I have no issue with enforcing the law against those who plan civil disorder and chaos. Disorder and chaos can be useful political actions; however, a justification does not make vandalism any more legal. If those people were sent to jail, it would probably make our planning meetings a lot simpler. It sure would be nice if fewer progressives had to undergo legal and self-defense training to protect themselves in the event they’re standing too close to a presumed vandal, or worse still (as the phrase is frequently being bandied about) a political terrorist. Come to Washington, and exercise your right to free speech — but first, be sure to take the seminar on what to do if you’re tear-gassed.

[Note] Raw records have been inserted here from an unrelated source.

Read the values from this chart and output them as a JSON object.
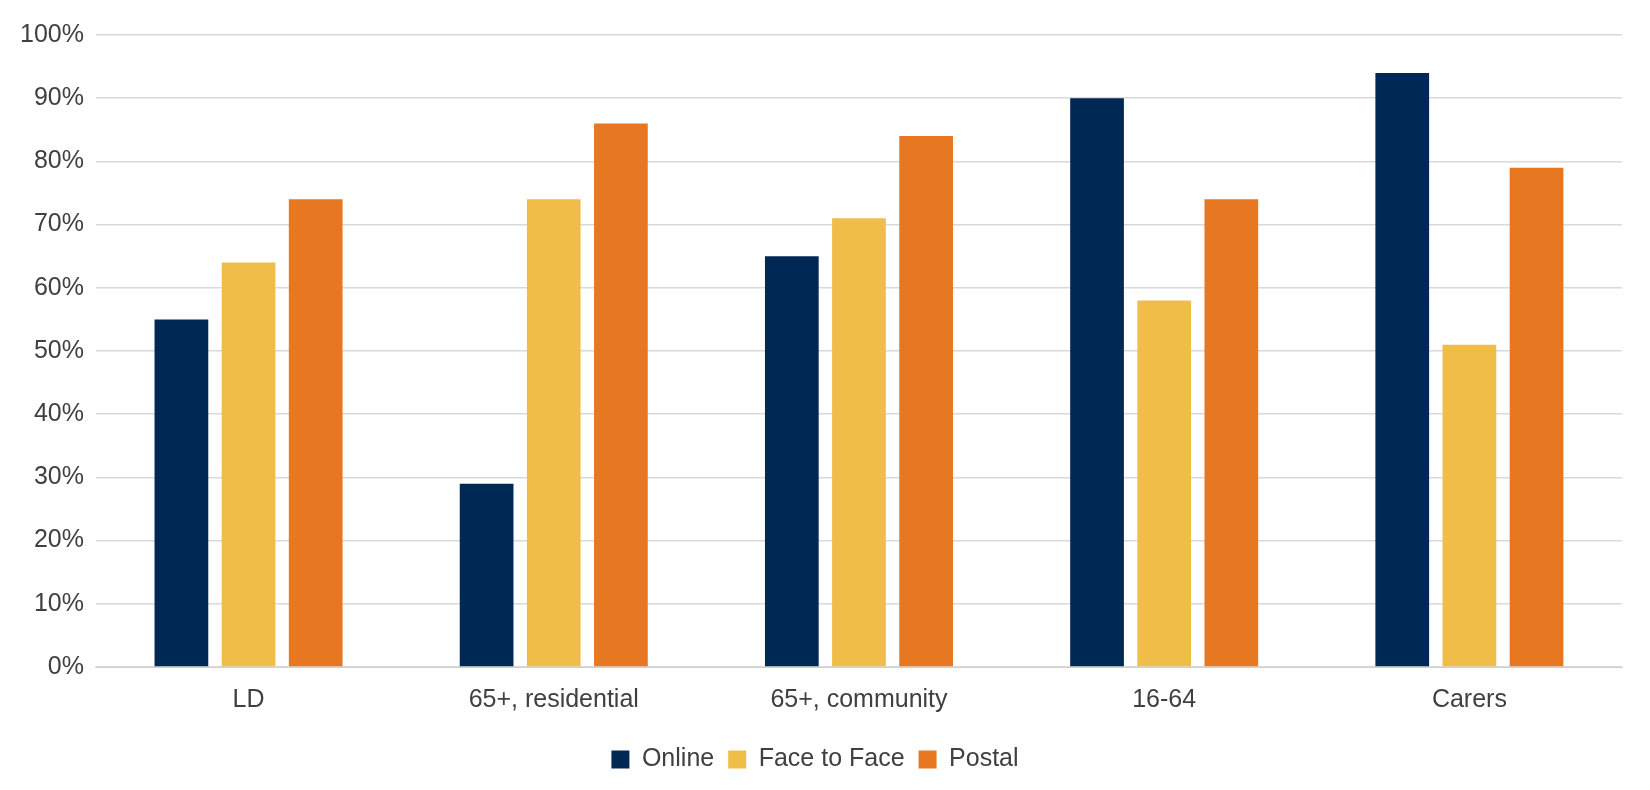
{
  "chart_data": {
    "type": "bar",
    "categories": [
      "LD",
      "65+, residential",
      "65+, community",
      "16-64",
      "Carers"
    ],
    "series": [
      {
        "name": "Online",
        "color": "#002855",
        "values": [
          55,
          29,
          65,
          90,
          94
        ]
      },
      {
        "name": "Face to Face",
        "color": "#f0be48",
        "values": [
          64,
          74,
          71,
          58,
          51
        ]
      },
      {
        "name": "Postal",
        "color": "#e87722",
        "values": [
          74,
          86,
          84,
          74,
          79
        ]
      }
    ],
    "ylim": [
      0,
      100
    ],
    "yticks": [
      {
        "value": 0,
        "label": "0%"
      },
      {
        "value": 10,
        "label": "10%"
      },
      {
        "value": 20,
        "label": "20%"
      },
      {
        "value": 30,
        "label": "30%"
      },
      {
        "value": 40,
        "label": "40%"
      },
      {
        "value": 50,
        "label": "50%"
      },
      {
        "value": 60,
        "label": "60%"
      },
      {
        "value": 70,
        "label": "70%"
      },
      {
        "value": 80,
        "label": "80%"
      },
      {
        "value": 90,
        "label": "90%"
      },
      {
        "value": 100,
        "label": "100%"
      }
    ],
    "grid": "y",
    "legend": "bottom"
  }
}
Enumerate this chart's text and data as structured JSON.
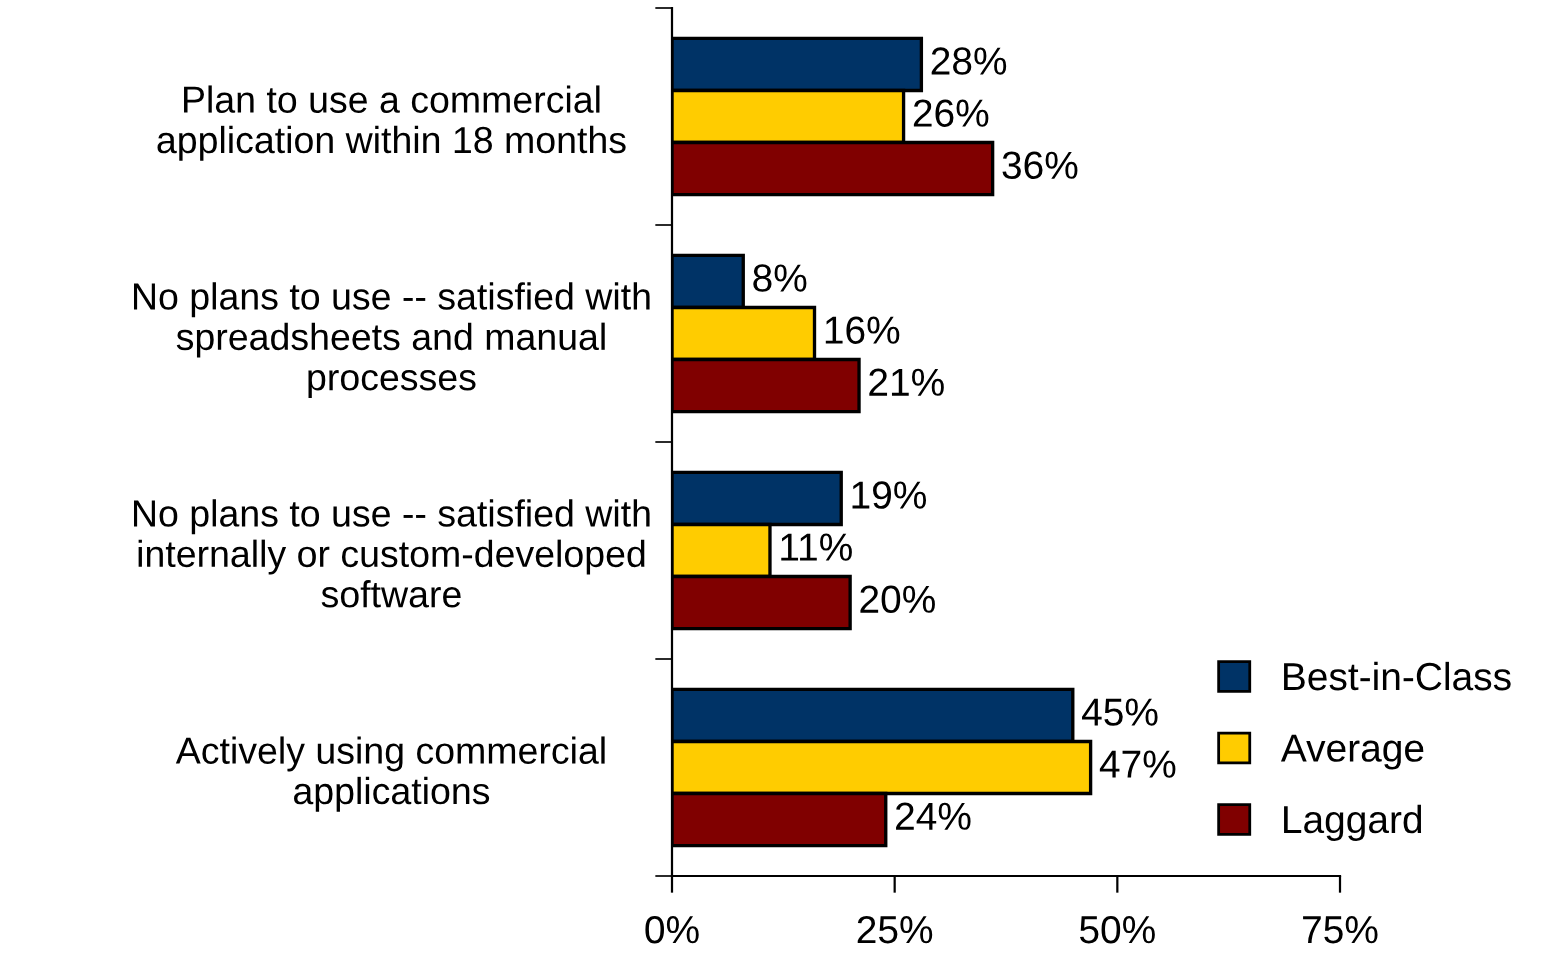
{
  "chart_data": {
    "type": "bar",
    "orientation": "horizontal",
    "categories": [
      "Plan to use a commercial\napplication within 18 months",
      "No plans to use -- satisfied with\nspreadsheets and manual\nprocesses",
      "No plans to use -- satisfied with\ninternally or custom-developed\nsoftware",
      "Actively using commercial\napplications"
    ],
    "series": [
      {
        "name": "Best-in-Class",
        "color": "#003366",
        "values": [
          28,
          8,
          19,
          45
        ],
        "value_labels": [
          "28%",
          "8%",
          "19%",
          "45%"
        ]
      },
      {
        "name": "Average",
        "color": "#ffcc00",
        "values": [
          26,
          16,
          11,
          47
        ],
        "value_labels": [
          "26%",
          "16%",
          "11%",
          "47%"
        ]
      },
      {
        "name": "Laggard",
        "color": "#800000",
        "values": [
          36,
          21,
          20,
          24
        ],
        "value_labels": [
          "36%",
          "21%",
          "20%",
          "24%"
        ]
      }
    ],
    "xlim": [
      0,
      75
    ],
    "xticks": [
      {
        "value": 0,
        "label": "0%"
      },
      {
        "value": 25,
        "label": "25%"
      },
      {
        "value": 50,
        "label": "50%"
      },
      {
        "value": 75,
        "label": "75%"
      }
    ],
    "grid": false,
    "legend": "bottom right"
  }
}
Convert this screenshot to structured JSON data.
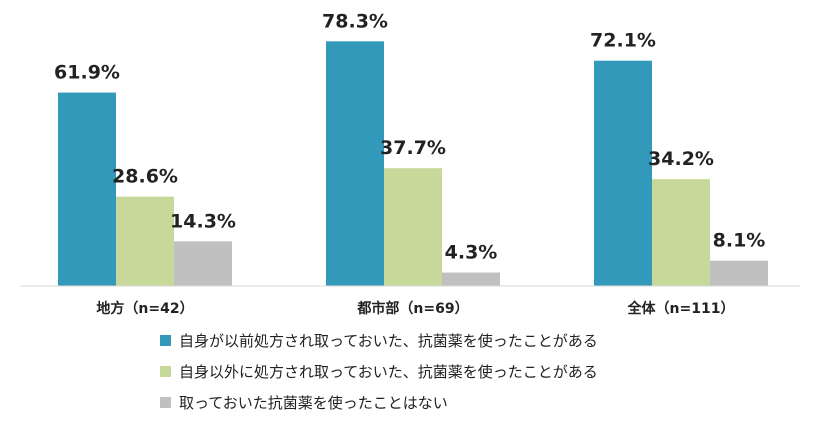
{
  "chart_data": {
    "type": "bar",
    "title": "",
    "xlabel": "",
    "ylabel": "",
    "ylim": [
      0,
      80
    ],
    "grid": false,
    "legend_position": "bottom",
    "categories": [
      "地方（n=42）",
      "都市部（n=69）",
      "全体（n=111）"
    ],
    "series": [
      {
        "name": "自身が以前処方され取っておいた、抗菌薬を使ったことがある",
        "color": "#3399bb",
        "values": [
          61.9,
          78.3,
          72.1
        ],
        "labels": [
          "61.9%",
          "78.3%",
          "72.1%"
        ]
      },
      {
        "name": "自身以外に処方され取っておいた、抗菌薬を使ったことがある",
        "color": "#c6d99b",
        "values": [
          28.6,
          37.7,
          34.2
        ],
        "labels": [
          "28.6%",
          "37.7%",
          "34.2%"
        ]
      },
      {
        "name": "取っておいた抗菌薬を使ったことはない",
        "color": "#c0c0c0",
        "values": [
          14.3,
          4.3,
          8.1
        ],
        "labels": [
          "14.3%",
          "4.3%",
          "8.1%"
        ]
      }
    ]
  }
}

I know cops at these events have a tough job; it’s not easy to tell the difference between the guy who’s peaceful and the guy who’s peaceful now. But making those kinds of distinctions are what the police have to do all day long, and arguably the onus is on them even more so in the sphere of political speech. The folks getting arrested that I read about don’t sound like the radical kind of protesters. They sound like my kind of protesters. So when I hear about mass arrests in Washington and New York, or killings in Genoa, my first thought is whether heavy-handed use of force isn’t rather convenient for those who would prefer less protest. My second thought is that the powers that would suppress free speech are going to get away with it so long as no one out there in the mainstream seems to mind too much.

My third thought is that we’ve been here before. You’d think we’d have learned by now.